Go down, Moses – Romeo Castellucci – Au Volcan –

 8 et 9 octobre 2015

 

Elle est douce et miséricordieuse la société qui méthodiquement veut réparer et soigner. Mais, entend-elle que peut-être il est moins scandaleux d’abandonner son enfant que de devoir l’abandonner ?

Scène 1. Un plateau lumineux et nu. Silence ouaté, juste rythmé par de légers bruits de pas. Quatre homme et trois femmes, élégants, costumes italiens, robes fleuries et sacs à main. Ils évoluent calmement, comme dans un musée, ils se rassemblent, se séparent. Ici, civilités et harmonie. Ils sortent. Noir.

Stop ! Une machine à broyer, métal éblouissant, au-devant du plateau vide, se met en marche dans un vacarme insupportable.

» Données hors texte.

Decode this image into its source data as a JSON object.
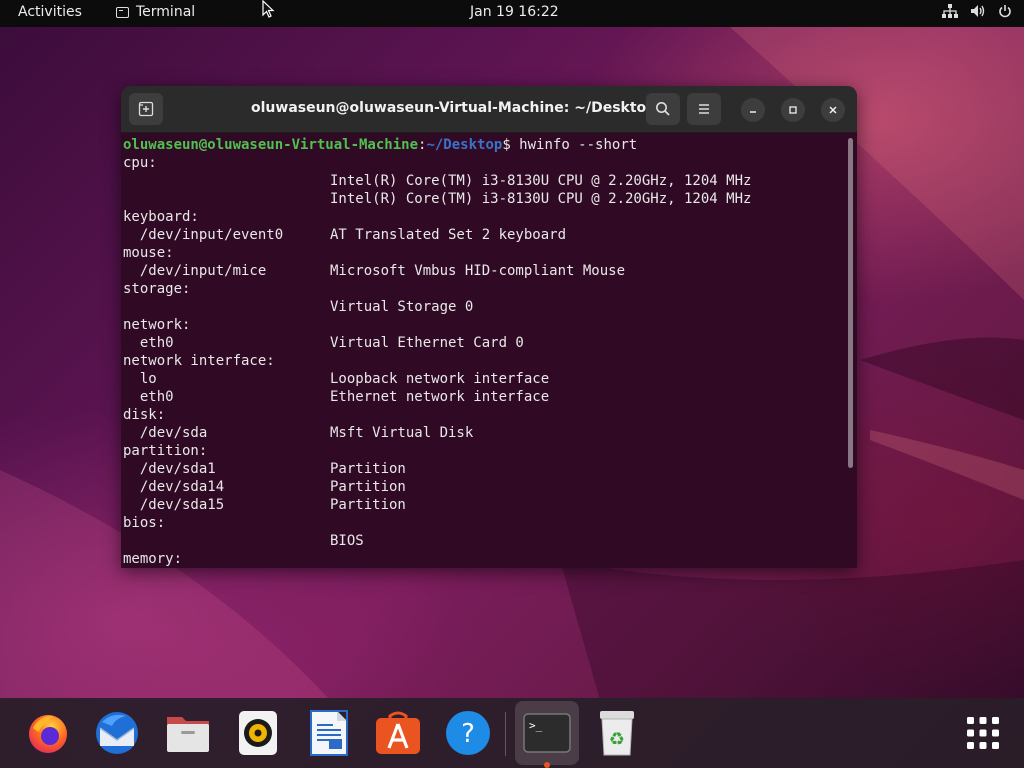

Scène 2. Une femme, à l’étroit dans des toilettes publiques, gémit, se tord de douleur, tente d’effacer une mare de sang qu’elle étale sans pouvoir la faire disparaître. Elle s’effondre, on ne sait si on assiste à un avortement ou une naissance.

Stop ! Un flash : à peine le temps de voir une benne à ordure d’où s’échappent les pleurs d’un nouveau-né.

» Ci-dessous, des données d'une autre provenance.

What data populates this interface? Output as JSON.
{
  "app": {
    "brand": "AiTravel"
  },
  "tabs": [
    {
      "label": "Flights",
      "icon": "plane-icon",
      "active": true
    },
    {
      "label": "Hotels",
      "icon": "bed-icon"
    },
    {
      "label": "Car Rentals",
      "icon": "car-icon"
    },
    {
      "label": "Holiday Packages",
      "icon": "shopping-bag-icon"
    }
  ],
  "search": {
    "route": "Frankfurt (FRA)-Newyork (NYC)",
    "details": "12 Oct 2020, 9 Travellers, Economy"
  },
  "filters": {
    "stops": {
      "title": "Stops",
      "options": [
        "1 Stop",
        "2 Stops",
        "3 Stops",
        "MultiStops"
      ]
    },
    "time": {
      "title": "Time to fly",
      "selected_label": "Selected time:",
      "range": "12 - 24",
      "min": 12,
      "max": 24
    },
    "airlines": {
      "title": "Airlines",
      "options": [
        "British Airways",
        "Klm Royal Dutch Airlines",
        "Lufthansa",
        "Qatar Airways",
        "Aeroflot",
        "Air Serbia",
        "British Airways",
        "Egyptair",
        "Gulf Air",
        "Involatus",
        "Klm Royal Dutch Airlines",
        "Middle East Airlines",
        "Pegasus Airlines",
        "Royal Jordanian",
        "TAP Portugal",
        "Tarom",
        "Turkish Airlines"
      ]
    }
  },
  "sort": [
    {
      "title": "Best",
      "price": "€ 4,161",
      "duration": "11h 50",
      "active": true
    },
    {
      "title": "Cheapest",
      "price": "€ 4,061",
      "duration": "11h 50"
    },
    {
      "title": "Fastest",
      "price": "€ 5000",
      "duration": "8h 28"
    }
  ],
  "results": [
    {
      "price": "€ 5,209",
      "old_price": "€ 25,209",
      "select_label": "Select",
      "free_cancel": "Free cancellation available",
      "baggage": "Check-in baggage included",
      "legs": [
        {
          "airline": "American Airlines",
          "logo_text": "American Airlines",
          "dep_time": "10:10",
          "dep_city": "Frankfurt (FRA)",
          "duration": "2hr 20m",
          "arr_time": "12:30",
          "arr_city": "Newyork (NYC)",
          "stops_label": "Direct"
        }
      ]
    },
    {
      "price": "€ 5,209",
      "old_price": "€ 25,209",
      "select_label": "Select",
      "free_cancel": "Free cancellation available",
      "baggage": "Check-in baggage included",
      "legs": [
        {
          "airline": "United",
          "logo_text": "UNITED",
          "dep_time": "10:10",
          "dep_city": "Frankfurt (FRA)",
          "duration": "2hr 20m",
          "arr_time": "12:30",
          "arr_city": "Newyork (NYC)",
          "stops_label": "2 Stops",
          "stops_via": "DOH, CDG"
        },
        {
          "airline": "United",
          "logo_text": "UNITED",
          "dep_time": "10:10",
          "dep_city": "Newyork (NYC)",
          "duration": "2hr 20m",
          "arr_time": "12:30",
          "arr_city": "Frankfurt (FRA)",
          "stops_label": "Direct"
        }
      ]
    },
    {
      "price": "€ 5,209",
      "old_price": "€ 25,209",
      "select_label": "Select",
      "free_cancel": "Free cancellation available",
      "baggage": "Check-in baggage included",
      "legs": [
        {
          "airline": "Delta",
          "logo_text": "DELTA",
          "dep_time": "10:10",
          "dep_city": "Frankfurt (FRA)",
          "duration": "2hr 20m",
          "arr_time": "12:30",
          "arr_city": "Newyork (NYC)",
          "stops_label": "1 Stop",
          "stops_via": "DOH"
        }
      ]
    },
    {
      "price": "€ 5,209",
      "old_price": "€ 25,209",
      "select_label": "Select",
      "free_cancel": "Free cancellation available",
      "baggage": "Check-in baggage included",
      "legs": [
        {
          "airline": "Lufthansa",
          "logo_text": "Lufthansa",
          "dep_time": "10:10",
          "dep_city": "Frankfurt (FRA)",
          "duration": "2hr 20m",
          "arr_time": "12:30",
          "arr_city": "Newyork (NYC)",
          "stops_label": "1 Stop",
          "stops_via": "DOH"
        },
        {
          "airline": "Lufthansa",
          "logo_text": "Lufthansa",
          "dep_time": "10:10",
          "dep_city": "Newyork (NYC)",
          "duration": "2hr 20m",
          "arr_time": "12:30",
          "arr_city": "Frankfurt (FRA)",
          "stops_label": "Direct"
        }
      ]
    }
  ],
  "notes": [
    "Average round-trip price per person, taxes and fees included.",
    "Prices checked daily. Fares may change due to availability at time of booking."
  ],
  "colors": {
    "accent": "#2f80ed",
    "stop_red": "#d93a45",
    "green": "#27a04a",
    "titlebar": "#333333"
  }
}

Scène 3. Un commissariat. La femme est prostrée dans une couverture. On l’entoure, la rassure. L’inspecteur l’interroge avec une grande douceur : « Où est l’enfant ? » Il hausse la voix, mais c’est juste pour l’aider à se libérer. Libérer sa conscience. Mais elle ignore la contrition, elle se tait. Et quand elle parle, c’est pour dire que son enfant, Moïse, va nous sauver. Va soulager le monde qui ne sait pas. Qui ne sait pas quoi ? Qui ne sait pas.

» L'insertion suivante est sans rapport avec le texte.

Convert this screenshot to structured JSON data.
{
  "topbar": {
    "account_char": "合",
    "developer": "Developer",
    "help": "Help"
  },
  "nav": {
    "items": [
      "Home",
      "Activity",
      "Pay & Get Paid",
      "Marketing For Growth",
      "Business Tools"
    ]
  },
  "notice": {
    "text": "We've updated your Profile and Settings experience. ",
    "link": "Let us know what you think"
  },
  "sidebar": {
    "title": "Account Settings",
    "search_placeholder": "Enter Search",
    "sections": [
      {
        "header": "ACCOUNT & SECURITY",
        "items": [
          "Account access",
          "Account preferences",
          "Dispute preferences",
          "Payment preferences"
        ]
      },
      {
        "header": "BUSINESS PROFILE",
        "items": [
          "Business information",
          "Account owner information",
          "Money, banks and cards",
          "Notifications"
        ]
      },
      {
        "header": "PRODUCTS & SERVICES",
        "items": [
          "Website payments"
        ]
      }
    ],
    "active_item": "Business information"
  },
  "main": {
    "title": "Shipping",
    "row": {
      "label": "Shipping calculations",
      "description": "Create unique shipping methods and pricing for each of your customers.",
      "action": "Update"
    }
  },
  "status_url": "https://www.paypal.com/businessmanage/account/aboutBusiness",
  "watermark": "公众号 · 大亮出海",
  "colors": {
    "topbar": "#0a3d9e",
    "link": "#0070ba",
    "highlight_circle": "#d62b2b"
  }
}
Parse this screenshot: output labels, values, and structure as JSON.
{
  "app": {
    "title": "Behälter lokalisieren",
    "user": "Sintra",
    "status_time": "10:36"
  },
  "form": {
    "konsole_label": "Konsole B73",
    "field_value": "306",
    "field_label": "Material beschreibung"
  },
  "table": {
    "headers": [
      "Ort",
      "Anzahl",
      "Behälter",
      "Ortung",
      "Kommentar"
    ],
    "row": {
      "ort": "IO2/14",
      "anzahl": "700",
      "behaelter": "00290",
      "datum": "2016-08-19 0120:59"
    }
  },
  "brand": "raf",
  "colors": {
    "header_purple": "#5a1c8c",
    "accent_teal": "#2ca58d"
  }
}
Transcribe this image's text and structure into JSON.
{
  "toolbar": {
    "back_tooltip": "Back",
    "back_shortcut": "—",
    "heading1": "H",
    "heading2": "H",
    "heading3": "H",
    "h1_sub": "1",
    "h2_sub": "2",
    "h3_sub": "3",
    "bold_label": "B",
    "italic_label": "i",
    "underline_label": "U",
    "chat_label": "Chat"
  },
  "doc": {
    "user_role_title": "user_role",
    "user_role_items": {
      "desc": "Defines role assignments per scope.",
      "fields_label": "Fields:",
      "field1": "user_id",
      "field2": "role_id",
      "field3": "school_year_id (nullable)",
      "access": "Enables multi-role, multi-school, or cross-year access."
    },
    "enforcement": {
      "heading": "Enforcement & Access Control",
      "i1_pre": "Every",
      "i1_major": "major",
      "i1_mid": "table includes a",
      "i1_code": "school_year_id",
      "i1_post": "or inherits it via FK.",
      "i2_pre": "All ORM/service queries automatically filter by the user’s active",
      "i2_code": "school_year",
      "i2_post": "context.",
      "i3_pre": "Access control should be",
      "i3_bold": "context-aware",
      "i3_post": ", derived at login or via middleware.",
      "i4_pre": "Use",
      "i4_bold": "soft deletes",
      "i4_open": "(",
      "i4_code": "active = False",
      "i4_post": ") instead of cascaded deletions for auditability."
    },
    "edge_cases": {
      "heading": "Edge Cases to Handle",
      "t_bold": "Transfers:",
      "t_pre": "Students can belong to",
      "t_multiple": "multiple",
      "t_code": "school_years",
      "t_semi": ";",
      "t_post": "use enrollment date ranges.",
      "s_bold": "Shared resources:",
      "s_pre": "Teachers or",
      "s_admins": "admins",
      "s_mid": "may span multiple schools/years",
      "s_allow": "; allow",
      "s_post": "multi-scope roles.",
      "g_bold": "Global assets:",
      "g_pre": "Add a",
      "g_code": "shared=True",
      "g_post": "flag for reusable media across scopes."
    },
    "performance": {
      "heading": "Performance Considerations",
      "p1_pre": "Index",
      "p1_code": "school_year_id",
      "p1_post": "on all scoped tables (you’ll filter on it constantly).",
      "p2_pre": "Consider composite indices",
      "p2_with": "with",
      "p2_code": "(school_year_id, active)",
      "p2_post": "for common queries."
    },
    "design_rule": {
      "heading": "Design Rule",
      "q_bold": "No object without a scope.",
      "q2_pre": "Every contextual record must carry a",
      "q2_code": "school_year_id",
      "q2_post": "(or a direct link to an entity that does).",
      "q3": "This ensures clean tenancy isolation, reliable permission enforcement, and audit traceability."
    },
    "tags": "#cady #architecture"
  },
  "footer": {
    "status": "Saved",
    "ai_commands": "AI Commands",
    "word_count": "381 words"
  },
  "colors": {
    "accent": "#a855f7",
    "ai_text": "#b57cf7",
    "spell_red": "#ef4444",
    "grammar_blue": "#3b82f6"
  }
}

Scène 4. On s’occupe bien de la femme. On veut la soigner et peut être comprendre ce qu’elle a dans la tête. On la fait entrer dans un scanner, dans une grotte.

Scène 5. La grotte.
… et fracas.

Le monde est une grotte sombre pour ceux qui n’ont pas les armes et les moyens d’y vivre. Ils ne peuvent que pousser un cri. Et ce cri, Castellucci le fait entendre. Ce vacarme assourdissant, insoutenable qui envahit le théâtre, c’est celui de la souffrance. Castellucci nous bouscule, nous malmène. Oui. Il agresse nos oreilles, nos sens, notre corps, pour exprimer une douleur telle que les mots ne la traduisent pas. Il nous rend témoin d’un appel au secours, qui, si on pouvait l’entendre, serait un vrombissement permanent. Quand il expose la détresse d’une femme terrorisée par l’idée de donner le jour à un enfant qu’elle ne peut pas élever, il le fait sans détour, avec cruauté. Sans doute parce que montrer une souffrance qui dure depuis des millénaires, ne peut pas se faire en édulcorant la scène ou en la suggérant. Des chants célestes s’élèvent au-dessus du vacarme de la désolation et semblent promettre quelque chose ? Quoi ? La compassion ? La résignation ? A qui ? A ceux qui ne comprennent pas la détresse des affligés ? Aux affligés qui ne connaissent pas de règles pour pouvoir se défaire de leur détresse ? Ces voix de séraphins qui surplombent le chaos, ne sont-elles que le leurre offert au désespoir ? L’annonce de quelque chose qui n’arrivera pas, la foi en un royaume immatériel et fuyant.
Ainsi, les hommes impuissants, réparent comme ils peuvent, ils soignent, inventent l’espoir, créent des rites.